The CHTTC provides an opportunity to better understand the operational effects of hydrokinetic devices on the environment and provides information to help inform regulatory decisions for future projects. The center provides significant cost savings to stakeholders by reducing the time and cost to market for developers and by providing a framework for the industry to develop standards, protocols and safety procedures. The CHTTC allows technology developers to save time, cost and effort when installing and field-testing their turbines.
The first product began long term testing on is our 1,000 watt (1kWatt) model. This summer we will start testing our 500 watt model. It is DynoRotor's intention to continuously test ALL of our product models on an on-going basis before we release product for sale to the public.
The Marine Institute is home to the world’s largest flume tank.
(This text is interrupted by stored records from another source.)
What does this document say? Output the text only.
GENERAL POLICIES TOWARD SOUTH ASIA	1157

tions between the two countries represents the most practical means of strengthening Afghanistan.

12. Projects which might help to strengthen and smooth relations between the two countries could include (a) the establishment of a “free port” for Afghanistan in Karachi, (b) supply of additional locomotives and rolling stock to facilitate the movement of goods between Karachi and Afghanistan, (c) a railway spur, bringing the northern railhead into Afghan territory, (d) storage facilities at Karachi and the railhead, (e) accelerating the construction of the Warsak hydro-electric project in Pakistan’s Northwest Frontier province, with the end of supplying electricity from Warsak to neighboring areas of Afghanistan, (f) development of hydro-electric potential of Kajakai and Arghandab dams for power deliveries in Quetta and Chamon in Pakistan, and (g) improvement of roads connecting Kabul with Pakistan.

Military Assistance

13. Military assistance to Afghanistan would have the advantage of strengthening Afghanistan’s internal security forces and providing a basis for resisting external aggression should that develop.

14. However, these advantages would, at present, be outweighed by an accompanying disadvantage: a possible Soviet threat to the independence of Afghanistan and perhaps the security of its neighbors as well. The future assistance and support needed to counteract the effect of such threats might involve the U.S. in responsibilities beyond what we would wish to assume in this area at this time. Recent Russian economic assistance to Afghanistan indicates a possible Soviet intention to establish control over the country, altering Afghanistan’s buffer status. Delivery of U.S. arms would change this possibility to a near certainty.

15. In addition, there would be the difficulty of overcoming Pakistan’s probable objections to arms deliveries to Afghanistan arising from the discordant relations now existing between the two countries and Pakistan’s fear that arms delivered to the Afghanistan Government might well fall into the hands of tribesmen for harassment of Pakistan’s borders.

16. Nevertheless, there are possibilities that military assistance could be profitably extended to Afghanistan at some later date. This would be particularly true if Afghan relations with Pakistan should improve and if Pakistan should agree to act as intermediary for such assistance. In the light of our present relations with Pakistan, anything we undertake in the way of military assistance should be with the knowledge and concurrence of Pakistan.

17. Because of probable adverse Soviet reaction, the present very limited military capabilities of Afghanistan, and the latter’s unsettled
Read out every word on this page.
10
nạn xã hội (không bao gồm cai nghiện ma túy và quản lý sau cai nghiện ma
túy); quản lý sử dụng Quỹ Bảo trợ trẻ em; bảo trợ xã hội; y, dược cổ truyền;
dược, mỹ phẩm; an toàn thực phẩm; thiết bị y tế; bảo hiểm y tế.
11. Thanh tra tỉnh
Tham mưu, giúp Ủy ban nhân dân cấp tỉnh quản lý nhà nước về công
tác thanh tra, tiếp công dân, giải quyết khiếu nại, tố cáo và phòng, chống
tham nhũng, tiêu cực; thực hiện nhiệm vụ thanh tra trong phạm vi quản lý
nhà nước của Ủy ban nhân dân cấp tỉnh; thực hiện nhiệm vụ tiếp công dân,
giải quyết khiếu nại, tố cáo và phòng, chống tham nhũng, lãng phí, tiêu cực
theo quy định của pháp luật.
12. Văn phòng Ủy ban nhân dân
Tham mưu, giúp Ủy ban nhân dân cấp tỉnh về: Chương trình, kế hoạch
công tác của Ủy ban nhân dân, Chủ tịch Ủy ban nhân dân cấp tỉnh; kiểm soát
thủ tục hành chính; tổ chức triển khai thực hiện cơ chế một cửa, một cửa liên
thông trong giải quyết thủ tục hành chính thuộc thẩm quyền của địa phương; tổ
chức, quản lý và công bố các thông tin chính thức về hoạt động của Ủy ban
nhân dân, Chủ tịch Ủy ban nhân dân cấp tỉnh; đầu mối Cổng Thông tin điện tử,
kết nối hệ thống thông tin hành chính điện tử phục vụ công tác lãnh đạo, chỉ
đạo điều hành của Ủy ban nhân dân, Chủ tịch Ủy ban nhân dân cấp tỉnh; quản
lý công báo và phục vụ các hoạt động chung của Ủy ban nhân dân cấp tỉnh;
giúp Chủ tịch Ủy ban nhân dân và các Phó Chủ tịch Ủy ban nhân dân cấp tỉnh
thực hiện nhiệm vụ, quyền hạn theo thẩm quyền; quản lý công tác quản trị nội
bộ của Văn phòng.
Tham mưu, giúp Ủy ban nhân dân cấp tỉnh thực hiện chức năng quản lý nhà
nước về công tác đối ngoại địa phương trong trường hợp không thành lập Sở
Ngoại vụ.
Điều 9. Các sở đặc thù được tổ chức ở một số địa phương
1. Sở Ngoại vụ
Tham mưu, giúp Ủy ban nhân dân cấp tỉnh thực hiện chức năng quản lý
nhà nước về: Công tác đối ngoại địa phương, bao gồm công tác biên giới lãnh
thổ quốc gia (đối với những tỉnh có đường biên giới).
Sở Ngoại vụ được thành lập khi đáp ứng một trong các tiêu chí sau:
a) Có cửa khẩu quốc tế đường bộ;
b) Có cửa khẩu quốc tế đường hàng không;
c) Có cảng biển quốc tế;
Fisheries & Marine Institute of Memorial University of Newfoundland Canada. This facility is used to carry out performance evaluations, gear tests and other observations on newly developed or existing fishing gears and other related equipment in simulated underwater and near surface conditions. Constructed at a cost of $8.5 million CAD and first opened in 1988, the Marine Institute flume tank provides the physical environment required to:The key characteristic of a flume tank is its use of water as a working fluid circulated by large electric pumps situated in the downstream end. Water speeds are typically varied between 0 and 1.0 m/s (0-2 knots), which at a scale of one-fifth for example, represents a maximum full-scale water speed of up to 4.5 knots. Water is channeled using a series of diffusers, baffles, turning vanes, screens, and wave dampers before entering the test section. Significant effort is made to reduce turbulence inside the test section in order to achieve uniformity of flow over the cross-section of the test section.
The test section is the centerpiece of the instrument where the fishing gear (or other test article) is deployed and observed on a model scale in a controlled environment. By reverse principles, models are not towed through the section, but remain stationary as the water and seabed move about them. This permits the continuous and convenient visual observation of fishing gear in action. The effects of gear speed through the water are studied by controlling the speed of water flow, while the effects of gear speed over the seabed and boundary layer effects are studied by controlling the speed of a moving belt, which forms the bottom of the test section. The belt moves in the same direction as the water flow and is synchronized to match the speed of water. Models can be easily removed, modified, and redeployed, making the instrument particularly effective for demonstrating or investigating the effects of rigging changes on gear behavior and performance.